Surely this must be working against the interests of the tenant
and be deemed a restrictive practice.
I respectfully request that the Business and
Enterprise Committee recommend that legislation be introduced
to prevent the introduction of ties for products and services
other than beer and other drinks. If the Business and Enterprise
Committee agree with my recommendation but feel that legislation
is not a short-term practical mechanism at this point, then all
members of parliament involved in the committee should be encouraged
to sign an Early Day Motion, which could be phrased as follows
"That this House believes that pubco
retailers aside from renting to their tenants pub premises and
participating in the supply of beers, wines and other drinks should
cease their restrictive supply clauses in respect of non-core
products and services, ie food and/or gaming and amusement machines
to the benefit of those tenants and consumers".
I believe that an Early Day Motion signed by
those MPs in the Business and Enterprise Committee who are in
agreement would be expanded on greatly by other members on both
sides of the House. I further believe that individual tenants
would gain further support from their local MPs to a point where
pubco retailers would have to take notice or else the enactment
of legislation would quite fairly and reasonably ensue.
Further, any supplier duly certificated by the
Gambling Commission should be entitled to supply a tenanted pub
if that tenant in his judgement decides it is in his best interests
so to do.
If the above proposals I put forward are implemented,
I believe this will result in:
(a) A fair deal for the tenant.

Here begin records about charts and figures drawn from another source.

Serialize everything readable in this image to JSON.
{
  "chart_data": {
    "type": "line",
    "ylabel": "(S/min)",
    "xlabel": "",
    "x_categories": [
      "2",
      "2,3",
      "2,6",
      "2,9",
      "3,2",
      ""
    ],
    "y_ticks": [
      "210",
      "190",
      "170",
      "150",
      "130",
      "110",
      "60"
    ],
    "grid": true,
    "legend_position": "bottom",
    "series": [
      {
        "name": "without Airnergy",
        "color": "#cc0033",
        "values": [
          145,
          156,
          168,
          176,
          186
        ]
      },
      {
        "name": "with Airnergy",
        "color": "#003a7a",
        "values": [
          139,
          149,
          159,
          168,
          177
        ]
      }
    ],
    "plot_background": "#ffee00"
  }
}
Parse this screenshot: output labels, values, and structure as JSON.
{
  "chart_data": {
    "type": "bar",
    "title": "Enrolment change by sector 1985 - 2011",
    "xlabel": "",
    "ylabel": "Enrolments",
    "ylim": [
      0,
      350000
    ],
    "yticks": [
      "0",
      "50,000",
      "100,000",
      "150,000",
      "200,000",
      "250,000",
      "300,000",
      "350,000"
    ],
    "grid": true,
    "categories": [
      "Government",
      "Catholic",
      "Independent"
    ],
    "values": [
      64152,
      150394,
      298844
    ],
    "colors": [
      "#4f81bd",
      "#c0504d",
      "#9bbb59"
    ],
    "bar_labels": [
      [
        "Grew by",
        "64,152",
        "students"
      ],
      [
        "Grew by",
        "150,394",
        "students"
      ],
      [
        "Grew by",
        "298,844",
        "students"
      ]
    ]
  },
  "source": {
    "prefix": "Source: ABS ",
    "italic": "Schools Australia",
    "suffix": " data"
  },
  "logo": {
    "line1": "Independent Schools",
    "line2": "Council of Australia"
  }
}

At the moment
it is totally unfair with Punch and Enterprise extracting extra
profits from the gaming and amusement machines.
(b) A competitive free enterprise marketing structure
and proper freedom of choice to the advantage of the tenant.
(c) A normal and open business structure for
the benefit of all suppliers across the UK, giving them equal
opportunity of supply on the merits of the standards of operation
of that supplier.
When combined, all of the above proposals will
lead to a fair and non-restrictive and competitive market place
for the benefit of the tenants, the supplier, and ultimately the
The 1989 Beer Report gave rise to a change in
legislation that prevented the control that brewers had over tenants
through a monopoly from continuing, and that legislation was designed
to protect the rights of tenants and their ability to earn a decent
living. The Beer Orders in particular prevented pubcos from applying
purchasing restrictions or ties for products or services other
than beer and other drinks.
The new lease arrangements of both Punch and
Enterprise are a return under a different guise of those same
feudal and baronial terms and conditions working so unfairly against
those tenants concerned and in particular in regard to gaming
and amusement machines.
If Punch and Enterprise maintain that the restrictive
conditions of their new leases in regard to gaming and amusement
machine supply is to the benefit of the tenant, then that tenant
should be able to decide for himself whether he wishes to use
the pubco retailer's restrictive approved nominated supply system
or not and, given freedom of choice, it is extremely unlikely
that tenants would wish to continue under the existing restrictive
conditions imposed in the new leases.
The pubco enters into a lease with their tenants,
not a franchise.
The 2004 TISC conclusion clearly stated:
"In our opinion, pucbos do not add sufficient
extra value from their deals to justify their claims to 50 percent
of the takings from AWP machines. We remain unconvinced that the
benefits of the AWP machine tie outweigh the income tenants forgo
and we recommend that the AWP machine tie be removed."